CQRS command and query pipelines are not merely about separating reads from writes; they’re about fundamentally changing how you reason about data flow and state changes.
Let’s watch a command pipeline in action. Imagine an e-commerce system. A customer adds an item to their cart. This isn’t just a database update; it’s a command: AddItemToCartCommand.
{
"CommandType": "AddItemToCartCommand",
"AggregateId": "user-123",
"Payload": {
"ItemId": "product-abc",
"Quantity": 1,
"Price": 19.99
},
"Timestamp": "2023-10-27T10:30:00Z"
}
This command is sent to a command handler. The handler’s job is to load the Cart aggregate (identified by user-123), apply the AddItemToCart logic to it (which might involve checking inventory, validating the item, etc.), and then persist the resulting changes. The output of this process isn’t just a success/failure; it’s a sequence of domain events.
[
{
"EventType": "ItemAddedToCartEvent",
"AggregateId": "user-123",
"Payload": {
"ItemId": "product-abc",
"Quantity": 1,
"Price": 19.99
},
"Timestamp": "2023-10-27T10:30:05Z"
}
]
These events are then published. They represent facts about what happened. The command pipeline’s primary job is to ensure that these events are generated correctly and reliably based on the incoming command and the current state of the aggregate.
Now, the query pipeline. A user wants to view their cart. This triggers a query: GetCartQuery.
{
"QueryType": "GetCartQuery",
"QueryParameters": {
"UserId": "user-123"
}
}
This query bypasses the command handlers and aggregates entirely. It goes directly to a read model, often a denormalized data store optimized for quick retrieval. This read model was built by subscribing to the domain events published by the command pipeline.
{
"CartId": "user-123",
"Items": [
{
"ItemId": "product-abc",
"Quantity": 1,
"Price": 19.99
}
],
"TotalItems": 1,
"TotalPrice": 19.99
}
The system doesn’t query the Cart aggregate directly for this view; it queries a specialized CartReadModel. This separation is key. The command pipeline focuses on consistency and state transitions (ensuring invariants are met), while the query pipeline focuses on performance and serving specific read needs.
Observing these pipelines means instrumenting both sides. For commands, you want to log the incoming command, the aggregate it targets, the events generated, and the final state of the aggregate after applying those events. For queries, you log the incoming query, the read model it hits, and the data returned. This gives you visibility into the entire flow.

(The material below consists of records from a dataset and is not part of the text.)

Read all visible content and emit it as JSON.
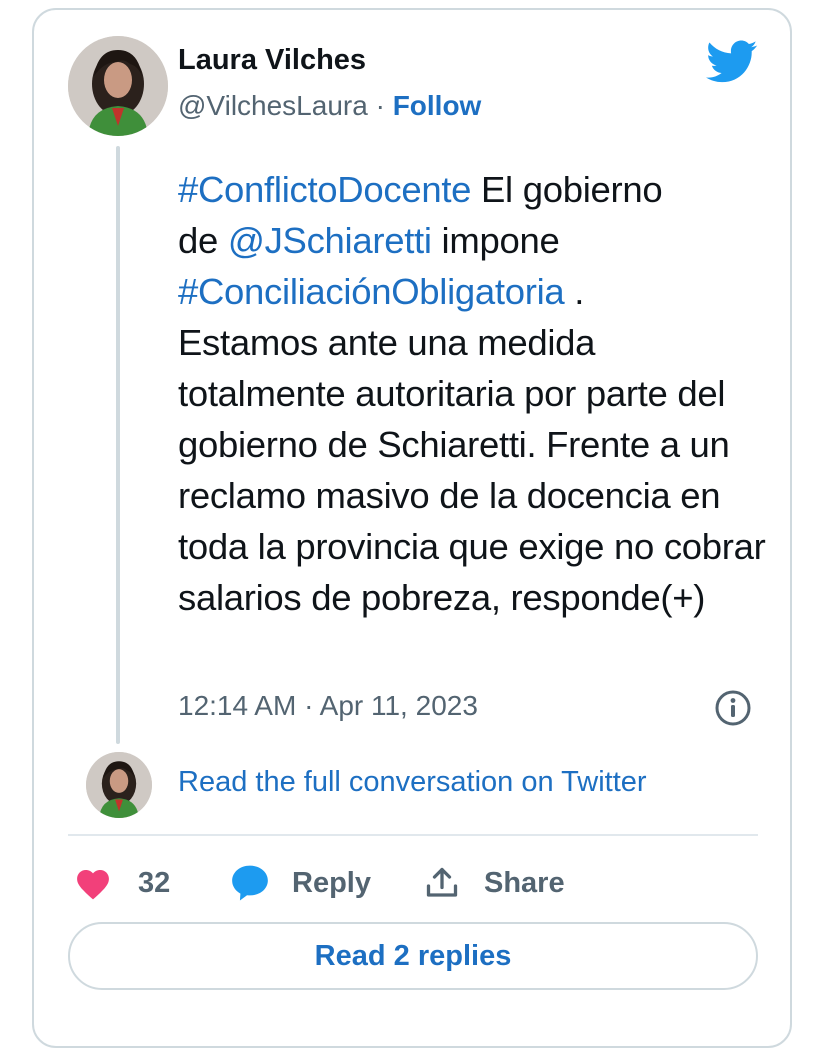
{
  "author": {
    "name": "Laura Vilches",
    "handle": "@VilchesLaura",
    "separator": "·",
    "follow_label": "Follow"
  },
  "tweet": {
    "line1_tag": "#ConflictoDocente",
    "line1_text": " El gobierno",
    "line2_prefix": "de ",
    "line2_mention": "@JSchiaretti",
    "line2_suffix": " impone",
    "line3_tag": "#ConciliaciónObligatoria",
    "line3_suffix": " .",
    "body": "Estamos ante una medida totalmente autoritaria por parte del gobierno de Schiaretti. Frente a un reclamo masivo de la docencia en toda la provincia que exige no cobrar salarios de pobreza, responde(+)",
    "timestamp": "12:14 AM · Apr 11, 2023"
  },
  "conversation_link": "Read the full conversation on Twitter",
  "actions": {
    "like_count": "32",
    "reply_label": "Reply",
    "share_label": "Share"
  },
  "read_replies_label": "Read 2 replies",
  "colors": {
    "link": "#1d6fc2",
    "like": "#f2407a",
    "twitter_blue": "#1d9bf0",
    "muted": "#536471",
    "border": "#cfd9de"
  },
  "icons": [
    "twitter-bird-icon",
    "info-icon",
    "heart-icon",
    "reply-bubble-icon",
    "share-icon"
  ]
}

A common pattern for logging these events is to use a dedicated event bus or message broker. When the command handler successfully processes a command and generates events, it publishes these events to the bus. Any interested subscriber, including your logging service and your read model projectors, can then consume these events.
# Example using a hypothetical message bus
def handle_add_item_command(command):
cart_aggregate = cart_repository.get(command.aggregate_id)
events = cart_aggregate.add_item(command.payload.item_id, command.payload.quantity, command.payload.price)
cart_repository.save(cart_aggregate, events)
for event in events:
message_bus.publish(event, topic="domain_events")
logger.info(f"Command {command.command_type} processed. Generated events: {len(events)}")
def project_cart_read_model(event):
if event.event_type == "ItemAddedToCartEvent":
read_model_repository.update_cart(event.aggregate_id, event.payload)
logger.info(f"Read model updated for cart {event.aggregate_id} due to {event.event_type}")
message_bus.subscribe("domain_events", project_cart_read_model)
This system is designed to handle eventual consistency. The command pipeline ensures that the source of truth (the events) is updated atomically. The read models, however, are updated asynchronously by subscribing to these events. This means there’s a small window where a query might return stale data until the read model projector has processed the latest event. This is a fundamental trade-off for achieving high read throughput.
The most surprising aspect for many is how resilient this event-driven approach makes your system. If your read model database goes down, it doesn’t stop new commands from being processed. Once the database is back online, the read model projector can simply re-process any missed events from the event bus or a persistent event store, catching up to the current state without losing any data or requiring manual intervention.
Once you’ve got robust logging and observation for your command and query pipelines, the next natural step is to think about how to manage and monitor the health of your read models themselves, ensuring they stay synchronized and performant.